Hiç kimse komşularının sorununa sahip çıkmıyor. Komşuya selam vermiyor.
Mahalle halkının özgürlük kanalları satılıyor yada kapatılıyor.
Kanallar kapatıldıkça, hak arama ve örgütlü eylemler dumanlar arasında kayboluyor. İşsizlik, yoksulluk arttı.
Korku karşısında çaresiz. Tam bir teslimiyet başlamıştı.
Çünkü RAP, RAP.,RAP saldırılarına karşı çıkmadılar.
Sığındıkları limanlarıda terk ettiler.
Çaresizce teslim oldular.
Kendilerine cennet vaat eden hoca efendilerin kucağına koştular.
Onların sunduğu kadar özgürlüğe ve ekmeğe boyun eğdiler.

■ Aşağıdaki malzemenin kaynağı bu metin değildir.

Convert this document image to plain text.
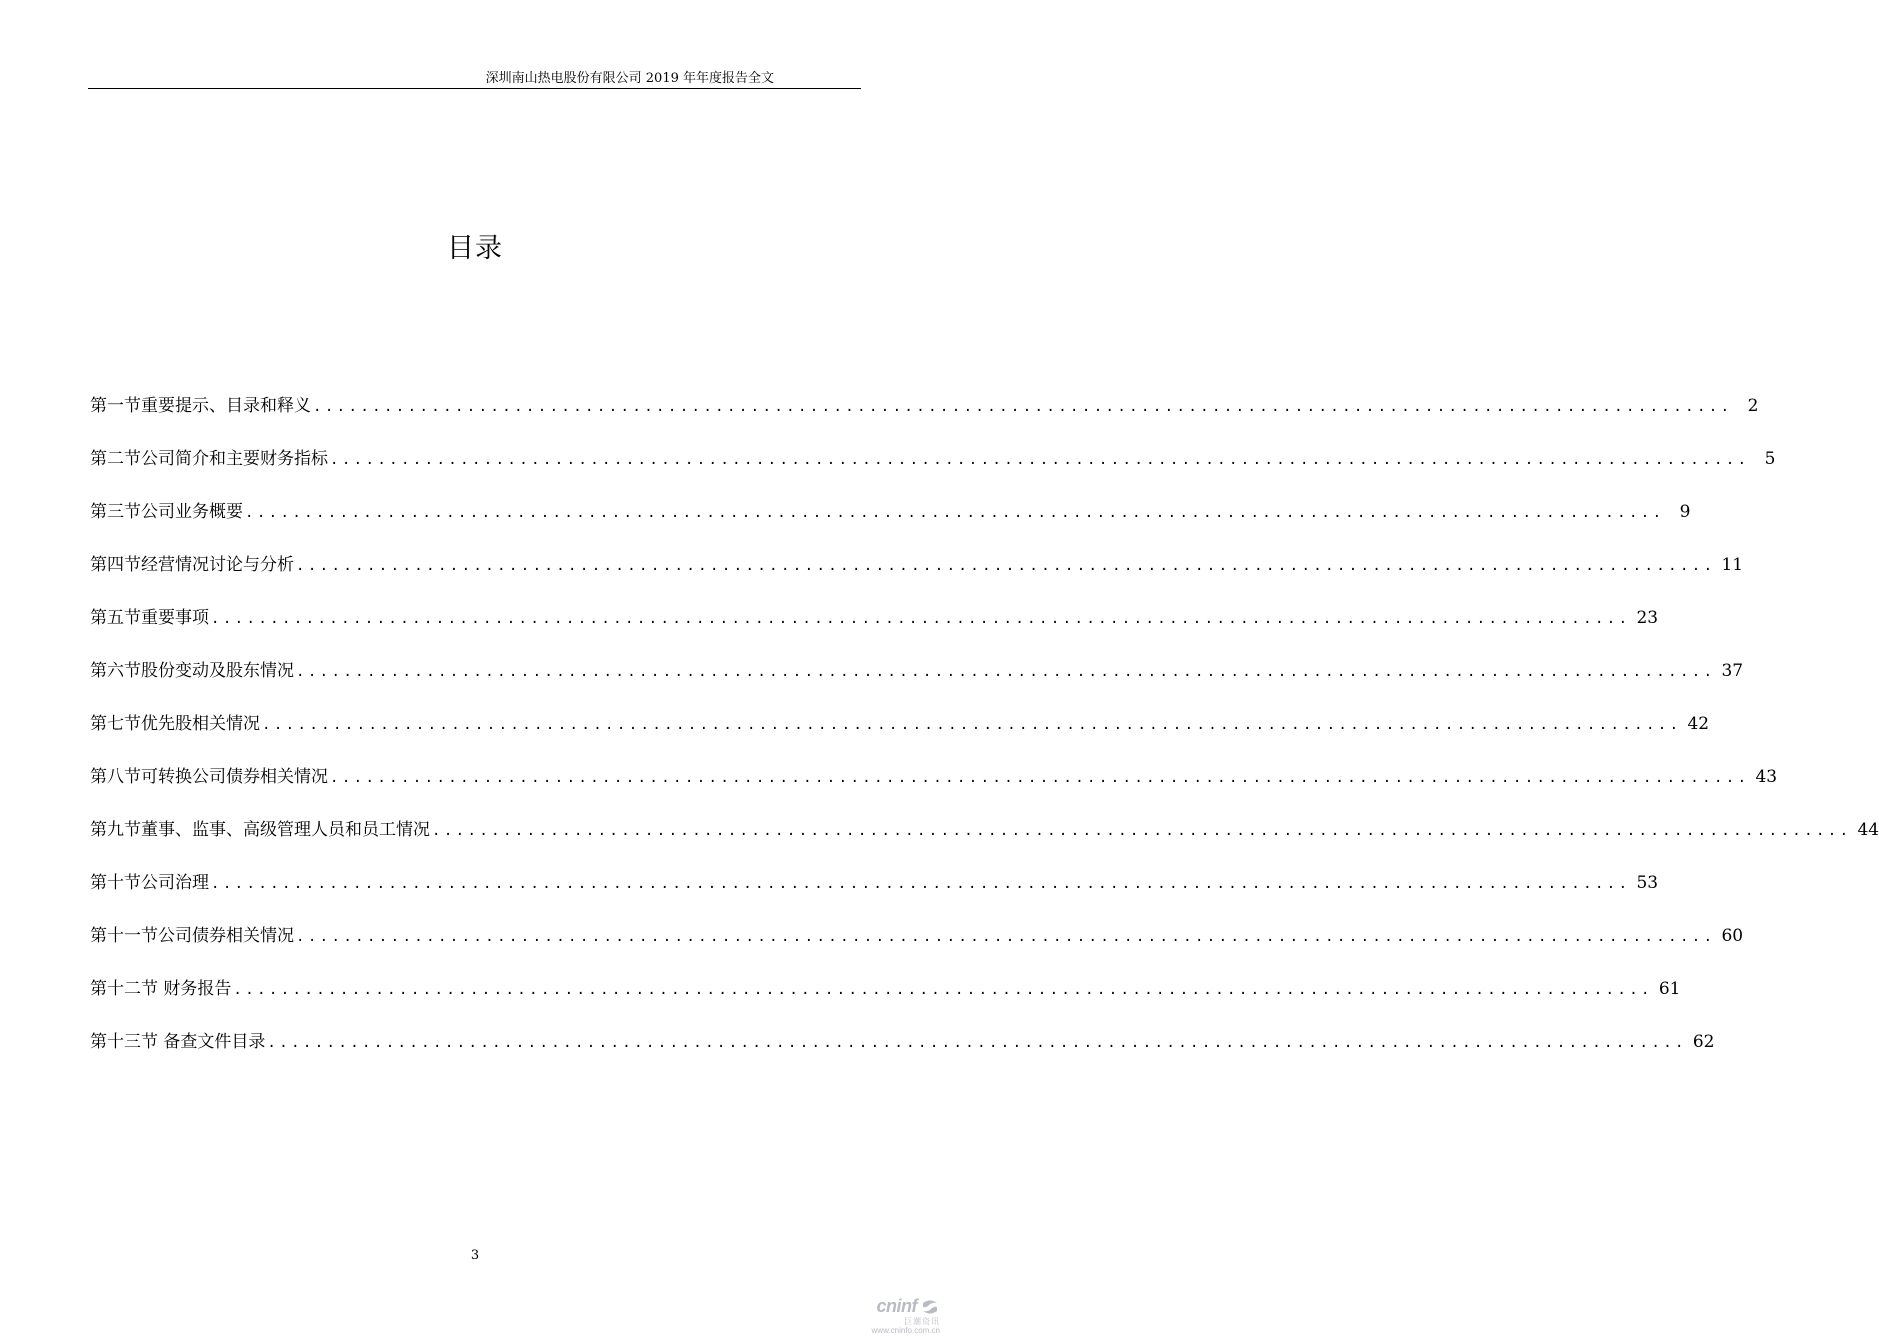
深圳南山热电股份有限公司 2019 年年度报告全文
目录
第一节重要提示、目录和释义 ........................................................................................................................ 2
第二节公司简介和主要财务指标 ........................................................................................................................ 5
第三节公司业务概要 ........................................................................................................................ 9
第四节经营情况讨论与分析 ........................................................................................................................ 11
第五节重要事项 ........................................................................................................................ 23
第六节股份变动及股东情况 ........................................................................................................................ 37
第七节优先股相关情况 ........................................................................................................................ 42
第八节可转换公司债券相关情况 ........................................................................................................................ 43
第九节董事、监事、高级管理人员和员工情况 ........................................................................................................................ 44
第十节公司治理 ........................................................................................................................ 53
第十一节公司债券相关情况 ........................................................................................................................ 60
第十二节 财务报告 ........................................................................................................................ 61
第十三节 备查文件目录 ........................................................................................................................ 62
3
cninf
巨潮资讯
www.cninfo.com.cn
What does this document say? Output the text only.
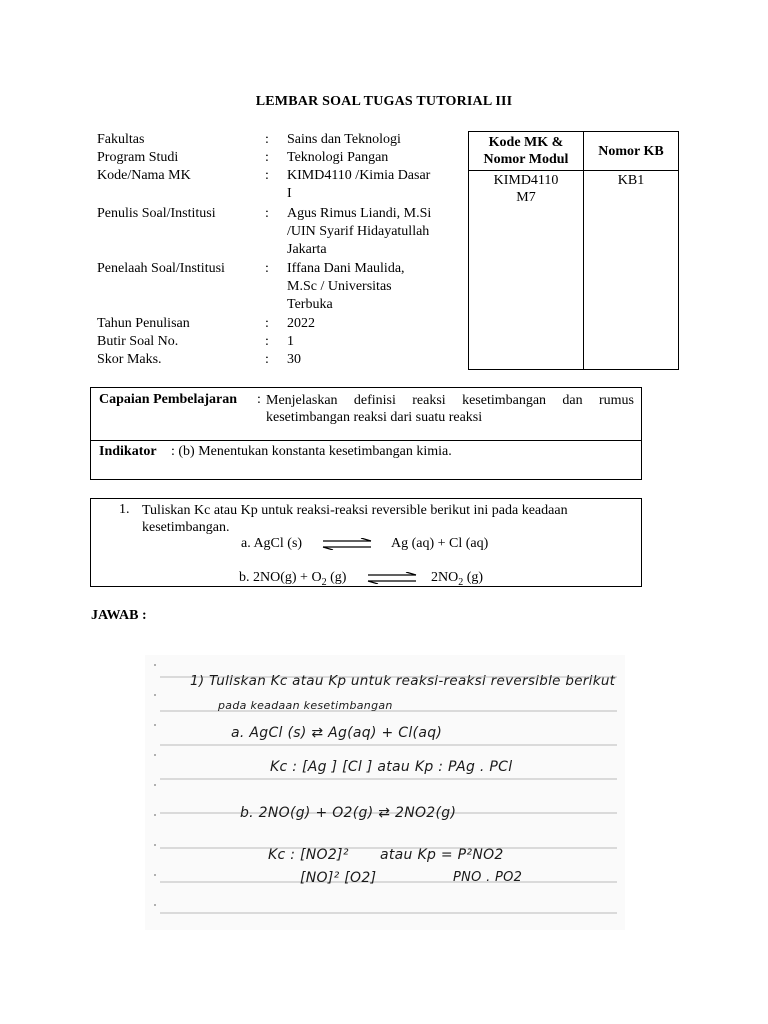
LEMBAR SOAL TUGAS TUTORIAL III
Fakultas	: Sains dan Teknologi
Program Studi	: Teknologi Pangan
Kode/Nama MK	: KIMD4110 /Kimia Dasar
I
Penulis Soal/Institusi	: Agus Rimus Liandi, M.Si
/UIN Syarif Hidayatullah
Jakarta
Penelaah Soal/Institusi	: Iffana Dani Maulida,
M.Sc / Universitas
Terbuka
Tahun Penulisan	: 2022
Butir Soal No.	: 1
Skor Maks.	: 30
Kode MK &
Nomor Modul	Nomor KB

KIMD4110
M7	KB1
Capaian Pembelajaran : Menjelaskan definisi reaksi kesetimbangan dan rumus kesetimbangan reaksi dari suatu reaksi
Indikator : (b) Menentukan konstanta kesetimbangan kimia.
1. Tuliskan Kc atau Kp untuk reaksi-reaksi reversible berikut ini pada keadaan kesetimbangan.
a. AgCl (s) ⇌ Ag (aq) + Cl (aq)
b. $2NO(g) + O_2$ (g) ⇌ $2NO_2$ (g)
JAWAB :
1) Tuliskan Kc atau Kp untuk reaksi-reaksi reversible berikut
pada keadaan kesetimbangan
a. AgCl (s) ⇄ Ag(aq) + Cl(aq)
Kc : [Ag ] [Cl ] atau Kp : PAg . PCl
b. 2NO(g) + O2(g) ⇄ 2NO2(g)
Kc : [NO2]² atau Kp = P²NO2
[NO]² [O2]	PNO . PO2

Sen içeri düştüğünden beri gerici dönüşüm başladı.
Her mahallede bir kale vardı. Eskisi gibi değiller. Kale içinde zaaf belirten görüntü yakaladılar. O görüntü kaleyi dengesizleştirdi. Kale içindeki herkes vah vah diyor.
Ama özgürlük ve bağımsızlık bayrağı muhteşem, muhteşem dalgalanamıyor. Sessizlik var.
Sessizlik hayre alamet değil.
Oysa asilik özgürlüğün, sessizlik teslimiyetin ilk adımıdır!
Sessiz kalarak mahalleli kendi kurduğu kaleyi kendi yıkıyor.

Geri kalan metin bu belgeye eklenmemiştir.